› Por Ana María Shua
Una extraordinaria revolución sacudió las bases mismas de la cultura cuando se creó el primer mundo virtual: la escritura, una tecnología muy reciente en nuestra historia. Por primera vez la humanidad tuvo acceso a un conocimiento que iba más allá de la memoria individual y que prescindía del intercambio directo entre las personas. Como lo señala Walter Ong, en su libro Oralidad y escritura, la imprenta y la informática son apenas la continuación de esa transformación enorme y, en su momento, muy objetada.
En el Fedro y en la Séptima Carta, Platón dirige contra la escritura las mismas críticas que se usan hoy para impugnar el universo digital, y que también se dirigieron contra la imprenta.

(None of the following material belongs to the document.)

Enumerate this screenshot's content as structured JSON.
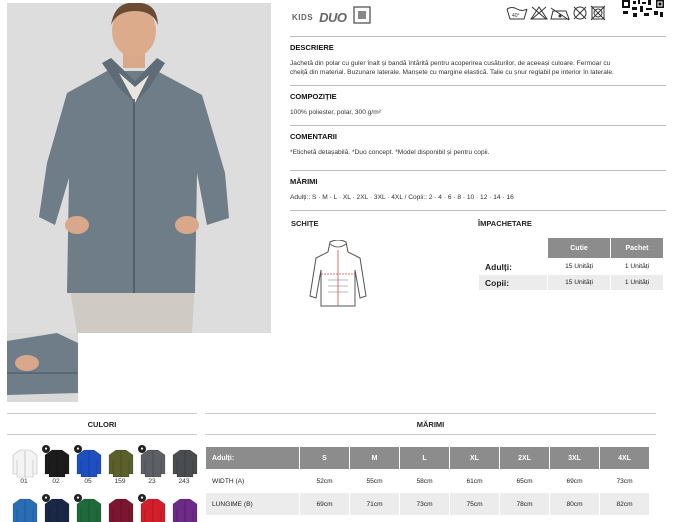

1) La escritura es inhumana: establece fuera del pensamiento lo que sólo puede existir dentro de él. Es un objeto, un producto manufacturado. Es artificial.
2) La escritura destruye la memoria y debilita la mente. Como ya no es necesario recordarlo todo, el pensamiento se atrofia por falta de ejercicio.
3) Un texto escrito no produce respuestas, no es posible interrogarlo ni pedirle explicaciones, como se hace con un maestro.
La imprenta recibe acusaciones parecidas. “La abundancia de libros hace menos estudiosos a los hombres”, dicen algunos. El exceso de información, piensan otros, no permite profundizar y lleva a un conocimiento superficial.
Por otra parte, cualquiera de estas tecnologías ingresa, al principio, en sectores restringidos de la sociedad. La escritura, y en particular la alfabética, necesita herramientas que, en su momento, no eran accesibles para cualquiera: estilos, pinceles, plumas, papiros, pergaminos.
Podemos imaginar el rechazo que habrá originado entre muchos lectores la aparición del códice, el formato de libro que conocemos hoy, con el consiguiente desplazamiento del papiro enrollado. Quien desenrolla un papiro puede decidir la cantidad de superficie escrita que tendrá ante sus ojos, sólo limitada por la posibilidad de estirar los brazos. Debe haber sido duro para muchos lectores encontrarse constreñidos a la extensión de la página.
Hoy, con Internet, estamos asistiendo a una revolución comparable a la invención de la imprenta: la posibilidad de que más conocimiento sea accesible a más personas. ¿Significó la imprenta el fin de la cultura? Por supuesto: si la escritura terminó con las culturas orales, la imprenta fue el fin de la cultura medieval, considerada como recopilación. Podemos imaginar la reacción de un monje copista frente a semejante engendro demoníaco.
Como siempre hay un error o un pecado en la raíz de la cultura, los nuevos cambios tecnológicos nos traen la vieja sensación de catástrofe universal. La industria editorial tiembla ante la amenaza del e-book, que ya es parte del presente y quizá sea el futuro. Hay que evitar el pensamiento milenarista. Ni la televisión hizo desaparecer a la radio, ni el cine hizo desaparecer al teatro, ni las tarjetas de crédito hicieron desaparecer a los billetes. Es posible imaginar una larga convivencia entre el libro en papel y el e-book, en la que quizás el libro en papel se convierta poco a poco en un objeto de lujo.
El mercado del libro digital llega al 25 por ciento de las ventas totales de libros en Estados Unidos. En Japón están de moda otra vez los folletines, que los autores van escribiendo a medida que se lee: cada capítulo semanal llega directamente al teléfono de los lectores. En el mercado en español, solamente un 2,5 por ciento de los libros se vende en formato digital. Pero, ¿los libros que se venden son los libros que se leen? Conozco personalmente a mucha gente que lee e-books en español. No conozco a nadie que los compre. ¿Somos los latinos más proclives a la piratería que los anglosajones? A riesgo de ser políticamente incorrecta, tengo que admitir que es muy posible. Pero, los e-books en español, ¿no son acaso absurdamente caros?
El e-book tiene algunas cualidades maravillosas. Se puede modificar el tamaño de la letra, no ocupa lugar, es perfecto para llevar en un viaje. El libro en papel no necesita recarga, huele bien y se puede hojear. Mientras los lectores electrónicos no permitan hojear un libro, el placer y la utilidad de los e-books estará limitado.
Entretanto, el libro, su esencia, sigue allí. Más allá de su soporte, la escritura sigue produciendo sus extraños efectos. El que lee está profundamente solo. El que lee no es fácil de manipular. Mientras lee no puede recibir mensajes publicitarios, es inmune a los discursos políticos, no forma parte de su familia ni de ninguna otra. Es un ser asocial, un mal consumidor. Lee, abstraído y feroz. Se incorpora al torrente de las letras, se deja llevar sin hundirse, feliz de participar en la corriente del más humano de los ríos, ese conjunto limitado de signos capaz de contener todos los universos posibles: el infinito, incorpóreo acontecer de la palabra escrita.